By Oh Boon Ping - June 21, 2006
The
Business Times
STEEL stockist HG Metal looks set to post stronger results in the second half of FY2006, thanks to rising steel prices.
Since March this year, prices of steel have risen from over US$400 per tonne to the current US$600 per tonne and the uptrend may continue, fuelled by strong demand for steel products.
Given that the company's second half started in April 2006, this suggests that its 2H06 performance may better the results of its first six months.
For the half-year ended March 31, the stockist reported a 57 per cent plunge in net earnings to $4.5 million due to weaker steel prices in the first half of FY06.
HG Metal had also said that it was upbeat about the outlook in the second half due to the 'strong demand for our steel products and stabilised prices driven by the Chinese authorities' encouragement of the merger of small plants and shutting down of unprofitable plants'.
When asked about the improved margins in the current half-year, however, the company declined to comment.
Nevertheless, CIMB-GK Research analyst Jacky Lee told BT that 'we expect HG Metal's 2H06 gross margin to be better than 1H06 due to strong demand from the shipbuilding, offshore and marine industries'.
'The firm steel prices and continued weakness in the US dollar against the Singapore dollar also bode well for the company,' he added.
In an earlier report, CIMB-GK says the cut in China's tax rebate for steel exports from 11 per cent to 5 per cent 'should reduce the outflow of steel from China'. It adds: 'As such, we believe that steel prices will remain firm in the near term.'
Across the region, HG Metal sees healthy demand for steel products coming from sectors such as the shipbuilding industry.
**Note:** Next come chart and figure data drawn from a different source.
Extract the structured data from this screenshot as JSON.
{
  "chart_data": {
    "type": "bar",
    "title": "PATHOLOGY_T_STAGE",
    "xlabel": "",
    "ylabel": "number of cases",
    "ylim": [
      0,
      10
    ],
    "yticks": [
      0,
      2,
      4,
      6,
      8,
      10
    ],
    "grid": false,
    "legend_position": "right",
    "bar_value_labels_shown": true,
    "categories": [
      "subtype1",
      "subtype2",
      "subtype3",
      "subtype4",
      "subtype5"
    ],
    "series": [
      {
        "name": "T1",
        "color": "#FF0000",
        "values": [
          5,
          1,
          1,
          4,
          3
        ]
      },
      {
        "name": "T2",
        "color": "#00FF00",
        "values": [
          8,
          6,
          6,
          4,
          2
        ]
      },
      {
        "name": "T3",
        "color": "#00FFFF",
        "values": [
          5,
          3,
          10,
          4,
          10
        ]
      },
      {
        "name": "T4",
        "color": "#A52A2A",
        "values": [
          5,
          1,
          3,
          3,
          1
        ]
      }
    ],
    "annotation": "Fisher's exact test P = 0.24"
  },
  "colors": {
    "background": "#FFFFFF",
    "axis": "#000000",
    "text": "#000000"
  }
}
In addition, a boom in the local construction industry is also expected to be fuelled by work orders from the integrated resorts and the rejuvenation of the Orchard Road shopping belt.
The company has also set up a plant for the sandblasting of steel plates. Commencing operations next month, it is expected to contribute some $2 million in sales during the first year.
Going forward, there are also plans to grow its manufacturing business to eventually contribute half of its total turnover from the current 10 per cent.